This feature debut about a schoolgirl coerced into small-time smuggling is all the more powerful for shunning high drama

With this elegantly elliptical arthouse movie, Bai Xue announces herself as a cool, confident observer of a new generation of Chinese youth. There are echoes of Sofia Coppola in Bai’s directing debut, a coming-of-age story inspired by real-life criminal gangs in Hong Kong who recruit schoolkids to smuggle mobile phones into mainland China. It’s a wisp of film that never quite gathers speed or force but it gets under your skin, capturing the impulsiveness and impatience of teenagers. Others may find it a little flat or frustrating.

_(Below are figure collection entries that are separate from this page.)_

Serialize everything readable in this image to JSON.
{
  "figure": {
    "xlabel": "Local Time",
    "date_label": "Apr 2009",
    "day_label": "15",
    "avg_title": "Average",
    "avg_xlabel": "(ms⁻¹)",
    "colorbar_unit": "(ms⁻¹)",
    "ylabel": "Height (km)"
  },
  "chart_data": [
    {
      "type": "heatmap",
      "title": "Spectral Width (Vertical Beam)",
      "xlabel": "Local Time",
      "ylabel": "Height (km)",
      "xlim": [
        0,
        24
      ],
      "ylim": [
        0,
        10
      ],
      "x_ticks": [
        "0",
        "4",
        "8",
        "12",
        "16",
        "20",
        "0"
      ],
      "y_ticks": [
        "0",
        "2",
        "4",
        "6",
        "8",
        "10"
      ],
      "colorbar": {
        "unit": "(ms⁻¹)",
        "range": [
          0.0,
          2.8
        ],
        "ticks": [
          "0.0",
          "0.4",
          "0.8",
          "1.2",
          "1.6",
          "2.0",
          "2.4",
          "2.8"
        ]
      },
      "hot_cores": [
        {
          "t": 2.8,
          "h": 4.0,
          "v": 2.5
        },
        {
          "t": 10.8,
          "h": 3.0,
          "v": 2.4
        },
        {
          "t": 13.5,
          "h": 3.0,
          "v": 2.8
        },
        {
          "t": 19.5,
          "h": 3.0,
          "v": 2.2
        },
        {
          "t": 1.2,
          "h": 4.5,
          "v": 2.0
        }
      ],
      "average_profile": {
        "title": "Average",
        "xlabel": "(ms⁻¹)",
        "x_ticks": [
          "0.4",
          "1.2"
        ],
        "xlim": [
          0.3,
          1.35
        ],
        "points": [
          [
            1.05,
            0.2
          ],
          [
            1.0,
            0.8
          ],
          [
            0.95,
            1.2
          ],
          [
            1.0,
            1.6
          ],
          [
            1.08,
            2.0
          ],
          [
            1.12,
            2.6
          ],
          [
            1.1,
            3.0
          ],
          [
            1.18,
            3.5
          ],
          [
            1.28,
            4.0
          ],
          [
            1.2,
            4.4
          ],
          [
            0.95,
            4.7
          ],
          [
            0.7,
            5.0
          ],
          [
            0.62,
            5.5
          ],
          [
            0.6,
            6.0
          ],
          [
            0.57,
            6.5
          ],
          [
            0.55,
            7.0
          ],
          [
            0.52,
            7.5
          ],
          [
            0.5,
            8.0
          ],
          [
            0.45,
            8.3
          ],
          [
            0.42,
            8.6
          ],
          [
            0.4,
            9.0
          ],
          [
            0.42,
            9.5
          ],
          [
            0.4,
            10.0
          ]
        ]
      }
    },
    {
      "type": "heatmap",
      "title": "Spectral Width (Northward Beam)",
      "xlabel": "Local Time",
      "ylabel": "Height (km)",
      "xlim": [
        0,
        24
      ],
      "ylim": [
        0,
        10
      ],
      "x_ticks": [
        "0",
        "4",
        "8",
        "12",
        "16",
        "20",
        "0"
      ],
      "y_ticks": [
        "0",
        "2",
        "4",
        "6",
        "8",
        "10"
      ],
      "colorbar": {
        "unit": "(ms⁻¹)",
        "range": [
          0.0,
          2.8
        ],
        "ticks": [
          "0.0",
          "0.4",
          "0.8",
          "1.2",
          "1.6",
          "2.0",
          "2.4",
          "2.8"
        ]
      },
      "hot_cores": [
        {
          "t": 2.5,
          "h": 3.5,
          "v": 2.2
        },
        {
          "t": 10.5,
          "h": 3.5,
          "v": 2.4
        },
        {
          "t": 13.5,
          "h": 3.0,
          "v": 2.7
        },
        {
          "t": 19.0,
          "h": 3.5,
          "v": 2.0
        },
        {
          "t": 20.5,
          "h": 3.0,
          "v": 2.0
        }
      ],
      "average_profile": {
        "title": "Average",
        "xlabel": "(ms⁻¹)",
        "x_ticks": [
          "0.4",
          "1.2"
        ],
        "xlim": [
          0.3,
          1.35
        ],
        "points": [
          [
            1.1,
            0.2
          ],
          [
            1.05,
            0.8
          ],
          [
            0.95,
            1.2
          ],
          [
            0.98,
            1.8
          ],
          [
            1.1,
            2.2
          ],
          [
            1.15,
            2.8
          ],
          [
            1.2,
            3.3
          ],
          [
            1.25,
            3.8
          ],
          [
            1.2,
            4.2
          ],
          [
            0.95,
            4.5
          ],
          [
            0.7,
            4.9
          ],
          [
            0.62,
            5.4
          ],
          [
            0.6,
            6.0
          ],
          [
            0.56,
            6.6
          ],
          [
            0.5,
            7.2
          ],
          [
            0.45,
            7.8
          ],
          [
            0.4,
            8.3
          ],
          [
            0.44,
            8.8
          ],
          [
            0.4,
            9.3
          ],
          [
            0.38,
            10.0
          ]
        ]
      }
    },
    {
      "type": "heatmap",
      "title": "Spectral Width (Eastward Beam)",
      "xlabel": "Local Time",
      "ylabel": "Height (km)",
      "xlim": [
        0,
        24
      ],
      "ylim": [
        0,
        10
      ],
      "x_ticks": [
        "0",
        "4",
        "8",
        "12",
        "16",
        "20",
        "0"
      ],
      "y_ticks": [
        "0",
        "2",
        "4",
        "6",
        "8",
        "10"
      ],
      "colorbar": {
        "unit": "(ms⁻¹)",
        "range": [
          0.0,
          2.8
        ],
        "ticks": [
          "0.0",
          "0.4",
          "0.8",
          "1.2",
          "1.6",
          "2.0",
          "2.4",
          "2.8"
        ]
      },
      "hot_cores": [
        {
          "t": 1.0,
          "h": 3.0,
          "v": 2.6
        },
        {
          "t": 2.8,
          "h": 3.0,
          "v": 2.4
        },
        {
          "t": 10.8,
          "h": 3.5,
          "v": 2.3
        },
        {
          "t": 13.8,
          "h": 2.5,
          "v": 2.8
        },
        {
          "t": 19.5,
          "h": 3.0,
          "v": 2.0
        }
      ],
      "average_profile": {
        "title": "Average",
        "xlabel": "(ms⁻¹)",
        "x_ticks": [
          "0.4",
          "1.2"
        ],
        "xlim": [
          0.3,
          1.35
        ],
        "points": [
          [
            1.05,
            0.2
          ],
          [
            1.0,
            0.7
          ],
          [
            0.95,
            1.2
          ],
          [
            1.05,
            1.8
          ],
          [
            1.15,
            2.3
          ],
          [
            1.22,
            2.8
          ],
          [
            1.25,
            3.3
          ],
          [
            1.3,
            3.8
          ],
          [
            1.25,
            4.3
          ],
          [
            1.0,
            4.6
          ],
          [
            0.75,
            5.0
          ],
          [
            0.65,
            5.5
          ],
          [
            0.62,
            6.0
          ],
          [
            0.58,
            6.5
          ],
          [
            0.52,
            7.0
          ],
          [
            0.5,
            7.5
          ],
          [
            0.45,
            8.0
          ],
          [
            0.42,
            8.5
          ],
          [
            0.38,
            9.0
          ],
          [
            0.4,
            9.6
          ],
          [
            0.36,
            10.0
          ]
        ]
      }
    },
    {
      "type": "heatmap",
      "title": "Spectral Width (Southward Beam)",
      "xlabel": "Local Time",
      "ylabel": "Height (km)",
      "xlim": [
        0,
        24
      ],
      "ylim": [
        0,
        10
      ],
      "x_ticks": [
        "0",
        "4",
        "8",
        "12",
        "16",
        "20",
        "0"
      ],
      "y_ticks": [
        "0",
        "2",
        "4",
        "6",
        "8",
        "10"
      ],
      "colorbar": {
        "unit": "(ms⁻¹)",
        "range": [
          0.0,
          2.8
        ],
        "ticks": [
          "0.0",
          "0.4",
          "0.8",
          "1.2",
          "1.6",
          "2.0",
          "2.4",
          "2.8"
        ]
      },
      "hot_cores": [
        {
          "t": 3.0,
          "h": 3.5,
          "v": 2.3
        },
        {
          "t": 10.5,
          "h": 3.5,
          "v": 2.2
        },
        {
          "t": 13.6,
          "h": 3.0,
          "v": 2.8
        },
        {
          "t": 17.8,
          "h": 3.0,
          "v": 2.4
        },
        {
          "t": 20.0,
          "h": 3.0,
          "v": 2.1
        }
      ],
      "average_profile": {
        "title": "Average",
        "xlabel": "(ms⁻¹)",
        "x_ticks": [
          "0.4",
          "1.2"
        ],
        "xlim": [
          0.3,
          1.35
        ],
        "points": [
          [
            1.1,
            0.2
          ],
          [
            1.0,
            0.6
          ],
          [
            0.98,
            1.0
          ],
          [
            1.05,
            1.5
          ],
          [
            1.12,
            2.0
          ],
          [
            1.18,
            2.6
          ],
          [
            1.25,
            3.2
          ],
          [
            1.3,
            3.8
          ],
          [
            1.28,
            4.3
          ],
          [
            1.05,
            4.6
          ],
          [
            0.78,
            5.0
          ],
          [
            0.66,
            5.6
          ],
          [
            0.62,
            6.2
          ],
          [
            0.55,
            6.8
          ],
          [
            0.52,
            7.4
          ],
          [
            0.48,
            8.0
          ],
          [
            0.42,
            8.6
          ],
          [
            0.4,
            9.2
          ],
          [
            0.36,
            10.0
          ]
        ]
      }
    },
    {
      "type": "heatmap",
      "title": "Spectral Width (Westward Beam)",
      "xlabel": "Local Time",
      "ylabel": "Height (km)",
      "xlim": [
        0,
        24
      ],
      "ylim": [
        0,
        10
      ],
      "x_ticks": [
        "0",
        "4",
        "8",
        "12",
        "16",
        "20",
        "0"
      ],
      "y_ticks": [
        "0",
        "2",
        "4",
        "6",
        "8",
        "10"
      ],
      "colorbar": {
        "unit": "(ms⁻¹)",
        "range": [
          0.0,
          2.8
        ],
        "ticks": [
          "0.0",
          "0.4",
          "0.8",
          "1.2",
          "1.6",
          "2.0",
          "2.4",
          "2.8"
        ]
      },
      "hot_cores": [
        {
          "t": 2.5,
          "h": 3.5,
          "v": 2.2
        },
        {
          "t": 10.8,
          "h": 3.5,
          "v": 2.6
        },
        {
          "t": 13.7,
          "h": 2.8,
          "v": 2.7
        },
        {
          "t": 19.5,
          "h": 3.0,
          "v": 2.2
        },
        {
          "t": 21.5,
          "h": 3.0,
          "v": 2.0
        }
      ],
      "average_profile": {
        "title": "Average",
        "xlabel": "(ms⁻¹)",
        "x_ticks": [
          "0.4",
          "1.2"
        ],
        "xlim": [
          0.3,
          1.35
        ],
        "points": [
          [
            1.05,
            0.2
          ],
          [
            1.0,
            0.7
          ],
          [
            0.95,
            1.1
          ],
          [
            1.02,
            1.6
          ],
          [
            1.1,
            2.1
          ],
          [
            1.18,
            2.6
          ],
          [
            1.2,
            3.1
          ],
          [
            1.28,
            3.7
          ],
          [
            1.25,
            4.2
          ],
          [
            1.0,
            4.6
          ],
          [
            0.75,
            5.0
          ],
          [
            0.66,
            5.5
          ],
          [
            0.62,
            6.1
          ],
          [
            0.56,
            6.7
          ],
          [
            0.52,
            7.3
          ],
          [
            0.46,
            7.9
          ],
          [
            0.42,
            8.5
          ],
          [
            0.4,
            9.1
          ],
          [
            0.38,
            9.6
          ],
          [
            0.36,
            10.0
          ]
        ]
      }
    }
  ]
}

Huang Yao is shy 16-year-old Peipei, who’s frantically saving up for a holiday in Japan with her rich best friend Jo (Carmen Soup). Peipei commutes daily between her home in the Chinese city Shenzhen and school in Hong Kong. To make a little extra money she smuggles for a gang. It begins harmlessly enough, slipping a couple of iPhones wrapped in cling film into her school bag. If stopped by officials at the airport-style security on the metro, she can reasonably claim the phones are for personal use. As Peipei slips between worlds, Bai changes up the camera style, from handheld in busy Hong Kong to still compositions in Shenzhen.